Nenhum destes países se encontra activamente a privatizar os sectores estatais considerados estratégicos - e que seja do conhecimento público nenhum outro Estado colocou à venda no mercado empresas estratégicas – pelo contrário, o governo alemão mostrou interesse em ajudar a RWE a comprar, a preço de saldo, a participação de Portugal na EDP revelando preocupação em proteger e reforçar o seu papel em sectores considerados estratégicos.

As instituições europeias também não estão interessadas em assumir maior responsabilidade na gestão de recursos estratégicos para a União e apenas procuram que os países em dificuldades tenham liquidez para pagar as dívidas, e os juros das mesmas, mesmo que para isso se façam operações, como por exemplo a venda das participações do Estado Português nas empresas estratégicas, que venham a agravar as assimetrias entre Estados-membros e pôr em causa a sustentabilidade dos orçamentos nacionais.

 

As razões que a razão desconhece

As suposições ou premissas das quais partimos para perceber a fúria privatizadora do governo PSD/CDS - eficiência económica, melhoria do serviço à população, oportunidade face à crise financeira ou cumprimento de uma opção europeia - levam-nos a concluir que optar pela privatização é uma opção prejudicial para os portugueses, que coloca o Estado Português em piores condições para sair da crise e que certamente será pouco rentável.

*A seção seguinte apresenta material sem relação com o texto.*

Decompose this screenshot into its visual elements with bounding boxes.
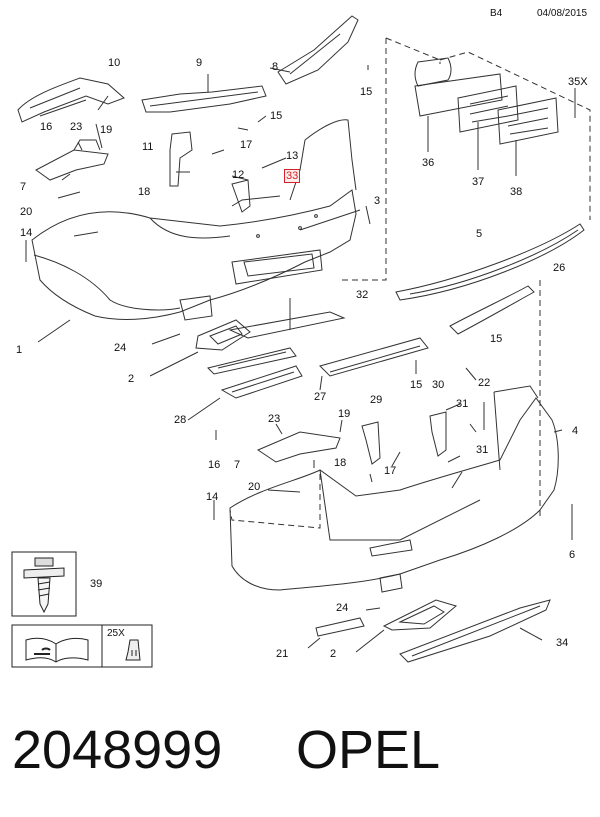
callout-15: 15 <box>360 86 373 98</box>
callout-26: 26 <box>553 262 566 274</box>
callout-36: 36 <box>422 157 435 169</box>
callout-35x: 35X <box>568 76 588 88</box>
callout-17: 17 <box>240 139 253 151</box>
reflector-lower <box>315 617 365 637</box>
diffuser-5 <box>395 223 585 301</box>
callout-24: 24 <box>336 602 349 614</box>
legend-screw-39 <box>11 551 77 617</box>
bracket-7-lower <box>256 431 341 463</box>
part-number: 2048999 <box>12 720 223 780</box>
callout-1: 1 <box>16 344 23 356</box>
legend-manual <box>11 624 153 668</box>
callout-8: 8 <box>272 61 279 73</box>
callout-29: 29 <box>370 394 383 406</box>
callout-7: 7 <box>20 181 27 193</box>
callout-34: 34 <box>556 637 569 649</box>
bracket-26 <box>449 285 535 335</box>
reflector-upper <box>207 347 297 375</box>
rear-bumper-cover-upper <box>31 119 361 321</box>
wrench-icon <box>34 647 51 655</box>
callout-32: 32 <box>356 289 369 301</box>
callout-14: 14 <box>206 491 219 503</box>
legend-quantity: 25X <box>107 628 125 639</box>
callout-28: 28 <box>174 414 187 426</box>
callout-24: 24 <box>114 342 127 354</box>
page-date: 04/08/2015 <box>537 8 588 19</box>
callout-5: 5 <box>476 228 483 240</box>
callout-11: 11 <box>142 141 154 153</box>
rear-bumper-cover-lower <box>229 397 559 591</box>
callout-20: 20 <box>248 481 261 493</box>
callout-22: 22 <box>478 377 491 389</box>
callout-10: 10 <box>108 57 121 69</box>
callout-30: 30 <box>432 379 445 391</box>
callout-9: 9 <box>196 57 203 69</box>
bracket-30 <box>429 411 447 457</box>
bracket-8 <box>277 15 359 85</box>
callout-27: 27 <box>314 391 327 403</box>
callout-39: 39 <box>90 578 103 590</box>
callout-2: 2 <box>330 648 337 660</box>
callout-20: 20 <box>20 206 33 218</box>
clip-12 <box>231 179 251 213</box>
callout-16: 16 <box>208 459 221 471</box>
callout-3: 3 <box>374 195 381 207</box>
license-bracket-36 <box>414 57 452 87</box>
callout-15: 15 <box>410 379 423 391</box>
callout-15: 15 <box>270 110 283 122</box>
brand-name: OPEL <box>296 720 441 780</box>
callout-12: 12 <box>232 169 245 181</box>
callout-15: 15 <box>490 333 503 345</box>
book-icon <box>25 637 89 663</box>
callout-16: 16 <box>40 121 53 133</box>
bracket-29 <box>361 421 381 465</box>
exhaust-trim-upper <box>195 319 251 351</box>
lower-trim-32 <box>228 311 346 339</box>
callout-31: 31 <box>476 444 489 456</box>
callout-33-highlighted: 33 <box>284 169 301 183</box>
callout-18: 18 <box>138 186 151 198</box>
plate-frame-37 <box>457 85 519 133</box>
bracket-28 <box>220 365 303 399</box>
callout-37: 37 <box>472 176 485 188</box>
callout-2: 2 <box>128 373 135 385</box>
lower-trim-34 <box>399 599 551 663</box>
plate-frame-38 <box>497 97 559 145</box>
callout-23: 23 <box>70 121 83 133</box>
callout-7: 7 <box>234 459 241 471</box>
page-code: B4 <box>490 8 503 19</box>
exhaust-trim-lower <box>382 599 458 631</box>
callout-18: 18 <box>334 457 347 469</box>
callout-23: 23 <box>268 413 281 425</box>
callout-13: 13 <box>286 150 299 162</box>
callout-19: 19 <box>338 408 351 420</box>
bracket-7-upper <box>35 149 109 181</box>
callout-4: 4 <box>572 425 579 437</box>
callout-38: 38 <box>510 186 523 198</box>
callout-31: 31 <box>456 398 469 410</box>
callout-6: 6 <box>569 549 576 561</box>
bracket-10 <box>17 77 125 123</box>
bracket-9 <box>141 85 267 113</box>
callout-14: 14 <box>20 227 33 239</box>
callout-17: 17 <box>384 465 397 477</box>
bracket-11 <box>169 131 193 187</box>
callout-19: 19 <box>100 124 113 136</box>
callout-21: 21 <box>276 648 289 660</box>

Se nem sequer se pode dizer que é uma tendência europeia à qual não podemos escapar a única maneira de perceber esta opção política é perceber a afinidade que existe entre os representantes da Troika, o governo de José Sócrates e o governo de Passos Coelho. Essa afinidade é a crença injustificada e errada de que mercados livres da intervenção do Estado são mais eficientes e capazes de garantir o bem-estar social. Esta crença na ideologia do mercado não serve os interesses da maioria dos portugueses mas há quem lucre com esta situação. Por exemplo a privatização da GALP fará Américo Amorim, o homem mais rico de Portugal, ganhar muito dinheiro mas serão poucos, mesmo muito poucos, os outros portugueses que ganharão alguma coisa com o negócio das privatizações e a maioria ficará certamente a perder.

Ana Cansado

1. LOUÇÃ, Francisco e CASTRO CALDAS, José (2009), Economia(s), Porto, Edições Afrontamento, p. 101.